昨年11月に行われた松戸市の事業仕分けでは、市が行っている700事業のうち18事業が対象となり、「不要」7事業、「市実施(要改善)」10事業、「市実施(現行どおり)」1事業となった。事業仕分けの結果は、市の最終判断ではなく、今後の行財政改革を推進する上での参考にする、としていたが、事業仕分けを受けた18事業について、23年度の市の方針が決まった(下表参照)。

「不要」と判定された7事業のうち、福利厚生事業(職員共済組合交付金)、木製粗大ごみの再生事業は廃止の方針。ほかの5事業については、「23年度中に廃止も含め、慎重に検討する」とした。
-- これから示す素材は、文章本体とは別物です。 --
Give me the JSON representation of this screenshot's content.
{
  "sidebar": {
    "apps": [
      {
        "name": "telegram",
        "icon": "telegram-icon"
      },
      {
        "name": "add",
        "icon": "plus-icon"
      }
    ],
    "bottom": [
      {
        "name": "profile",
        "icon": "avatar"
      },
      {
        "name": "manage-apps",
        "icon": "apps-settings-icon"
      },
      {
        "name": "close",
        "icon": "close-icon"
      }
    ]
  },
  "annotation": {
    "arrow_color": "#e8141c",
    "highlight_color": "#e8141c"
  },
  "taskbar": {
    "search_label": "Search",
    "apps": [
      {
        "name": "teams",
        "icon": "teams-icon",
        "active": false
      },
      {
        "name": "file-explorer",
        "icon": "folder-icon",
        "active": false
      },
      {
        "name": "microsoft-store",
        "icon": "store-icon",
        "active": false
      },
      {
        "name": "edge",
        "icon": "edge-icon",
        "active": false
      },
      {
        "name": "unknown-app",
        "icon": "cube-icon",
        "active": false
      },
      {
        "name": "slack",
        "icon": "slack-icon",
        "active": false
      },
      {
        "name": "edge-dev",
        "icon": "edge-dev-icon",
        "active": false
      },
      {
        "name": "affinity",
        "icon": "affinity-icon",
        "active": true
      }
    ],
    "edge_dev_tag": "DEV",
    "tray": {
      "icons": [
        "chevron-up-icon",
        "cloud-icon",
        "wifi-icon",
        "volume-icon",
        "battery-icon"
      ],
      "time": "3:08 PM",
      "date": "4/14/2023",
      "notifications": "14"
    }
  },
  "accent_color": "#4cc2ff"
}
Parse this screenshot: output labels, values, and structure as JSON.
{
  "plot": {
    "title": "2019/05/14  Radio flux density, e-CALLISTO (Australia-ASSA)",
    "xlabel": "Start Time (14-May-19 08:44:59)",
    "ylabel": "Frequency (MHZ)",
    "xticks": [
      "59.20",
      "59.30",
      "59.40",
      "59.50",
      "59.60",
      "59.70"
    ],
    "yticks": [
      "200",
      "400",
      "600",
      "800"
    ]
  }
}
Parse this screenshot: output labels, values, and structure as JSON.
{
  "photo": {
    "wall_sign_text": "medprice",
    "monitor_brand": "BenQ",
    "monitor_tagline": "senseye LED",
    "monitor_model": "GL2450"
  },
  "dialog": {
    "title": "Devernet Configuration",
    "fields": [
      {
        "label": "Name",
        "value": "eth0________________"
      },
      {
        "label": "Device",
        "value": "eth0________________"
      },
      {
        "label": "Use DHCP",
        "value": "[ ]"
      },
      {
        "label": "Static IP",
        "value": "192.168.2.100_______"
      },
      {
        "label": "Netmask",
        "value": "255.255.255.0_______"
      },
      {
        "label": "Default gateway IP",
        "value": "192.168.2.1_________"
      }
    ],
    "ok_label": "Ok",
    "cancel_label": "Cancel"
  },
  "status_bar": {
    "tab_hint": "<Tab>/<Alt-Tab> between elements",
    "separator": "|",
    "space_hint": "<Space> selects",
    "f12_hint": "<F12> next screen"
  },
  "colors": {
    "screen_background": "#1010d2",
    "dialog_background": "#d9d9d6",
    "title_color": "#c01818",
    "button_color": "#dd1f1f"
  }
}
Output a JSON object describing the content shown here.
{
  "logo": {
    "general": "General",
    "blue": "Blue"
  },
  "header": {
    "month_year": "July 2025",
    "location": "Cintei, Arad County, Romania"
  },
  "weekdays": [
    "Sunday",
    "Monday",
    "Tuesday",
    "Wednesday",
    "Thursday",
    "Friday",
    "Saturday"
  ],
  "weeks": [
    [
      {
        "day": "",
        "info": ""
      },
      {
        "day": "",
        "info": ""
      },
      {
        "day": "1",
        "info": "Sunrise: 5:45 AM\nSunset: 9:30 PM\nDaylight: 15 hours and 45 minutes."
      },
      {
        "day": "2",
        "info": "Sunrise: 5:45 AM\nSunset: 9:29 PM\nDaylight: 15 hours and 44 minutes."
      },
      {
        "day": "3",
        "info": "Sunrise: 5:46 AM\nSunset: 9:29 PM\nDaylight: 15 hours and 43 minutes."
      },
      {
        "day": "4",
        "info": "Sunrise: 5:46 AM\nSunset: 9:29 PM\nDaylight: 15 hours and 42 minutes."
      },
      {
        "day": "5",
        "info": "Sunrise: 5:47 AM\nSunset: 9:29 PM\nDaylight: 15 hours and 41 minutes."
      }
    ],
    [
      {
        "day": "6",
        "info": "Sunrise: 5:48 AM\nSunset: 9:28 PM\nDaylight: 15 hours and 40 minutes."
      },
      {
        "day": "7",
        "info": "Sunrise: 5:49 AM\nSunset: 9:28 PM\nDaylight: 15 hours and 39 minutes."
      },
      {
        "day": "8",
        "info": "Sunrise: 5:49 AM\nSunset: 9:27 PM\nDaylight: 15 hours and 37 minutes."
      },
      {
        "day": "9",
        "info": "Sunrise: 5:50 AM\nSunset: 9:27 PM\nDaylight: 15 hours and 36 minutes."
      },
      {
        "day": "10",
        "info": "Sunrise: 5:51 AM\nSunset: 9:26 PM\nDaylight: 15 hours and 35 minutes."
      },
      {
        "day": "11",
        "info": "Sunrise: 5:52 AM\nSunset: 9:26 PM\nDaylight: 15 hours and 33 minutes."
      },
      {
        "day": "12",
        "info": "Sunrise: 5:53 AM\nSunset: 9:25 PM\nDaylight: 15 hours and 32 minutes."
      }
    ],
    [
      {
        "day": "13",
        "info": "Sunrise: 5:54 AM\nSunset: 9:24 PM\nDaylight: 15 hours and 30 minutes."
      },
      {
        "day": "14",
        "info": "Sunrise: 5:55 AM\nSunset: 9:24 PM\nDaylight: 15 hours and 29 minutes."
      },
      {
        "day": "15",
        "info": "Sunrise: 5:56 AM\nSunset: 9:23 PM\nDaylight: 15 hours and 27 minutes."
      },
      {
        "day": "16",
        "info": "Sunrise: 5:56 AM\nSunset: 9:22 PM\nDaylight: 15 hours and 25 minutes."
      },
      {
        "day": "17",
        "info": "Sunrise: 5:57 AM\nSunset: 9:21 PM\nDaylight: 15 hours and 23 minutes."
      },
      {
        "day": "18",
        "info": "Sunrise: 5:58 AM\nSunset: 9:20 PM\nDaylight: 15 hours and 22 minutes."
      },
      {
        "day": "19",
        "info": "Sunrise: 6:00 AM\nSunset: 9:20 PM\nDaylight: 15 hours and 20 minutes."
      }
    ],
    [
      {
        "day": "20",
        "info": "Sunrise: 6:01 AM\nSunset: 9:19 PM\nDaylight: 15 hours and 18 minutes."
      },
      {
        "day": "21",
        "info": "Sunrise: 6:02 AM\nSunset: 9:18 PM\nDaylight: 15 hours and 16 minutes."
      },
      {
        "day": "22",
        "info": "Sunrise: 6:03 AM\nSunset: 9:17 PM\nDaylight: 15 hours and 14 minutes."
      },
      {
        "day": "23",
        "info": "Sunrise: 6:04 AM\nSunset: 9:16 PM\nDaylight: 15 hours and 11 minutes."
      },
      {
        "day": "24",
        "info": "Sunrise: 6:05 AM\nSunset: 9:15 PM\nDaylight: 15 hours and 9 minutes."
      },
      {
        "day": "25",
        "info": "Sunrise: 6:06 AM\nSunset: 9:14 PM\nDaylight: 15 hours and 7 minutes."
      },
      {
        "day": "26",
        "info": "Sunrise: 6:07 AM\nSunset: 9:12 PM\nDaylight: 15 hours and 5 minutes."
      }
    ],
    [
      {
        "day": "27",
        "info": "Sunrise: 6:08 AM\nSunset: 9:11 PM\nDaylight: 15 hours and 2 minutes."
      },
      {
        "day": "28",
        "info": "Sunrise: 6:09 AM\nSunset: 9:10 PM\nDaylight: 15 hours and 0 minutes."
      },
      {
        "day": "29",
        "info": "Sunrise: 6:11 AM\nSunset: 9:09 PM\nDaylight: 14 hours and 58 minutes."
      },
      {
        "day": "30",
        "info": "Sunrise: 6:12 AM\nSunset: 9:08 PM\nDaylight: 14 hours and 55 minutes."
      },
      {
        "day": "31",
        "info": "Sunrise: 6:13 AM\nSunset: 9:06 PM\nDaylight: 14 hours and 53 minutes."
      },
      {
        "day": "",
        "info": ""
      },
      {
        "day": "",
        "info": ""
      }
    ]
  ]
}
福利厚生事業(職員共済組合交付金)は「福利厚生事業に関しては組合員の負担で収入と見合う範囲でやるべきで、市が本来負担するべきものを明確にして、市町村共済組合の事業のすみ分けをきちんとすべき」、木製粗大ごみの再生事業は「『ものを大切にする』目的事業として、2万2千点以上の粗大ごみの中から2%を再生することで市民の啓発が推進されるとは思われない。税金を使う事業としては、効果の指標が不十分で、一度廃止して幅広くリサイクルを啓発する形で再検討すべきである」という意見が仕分け人から出されていた。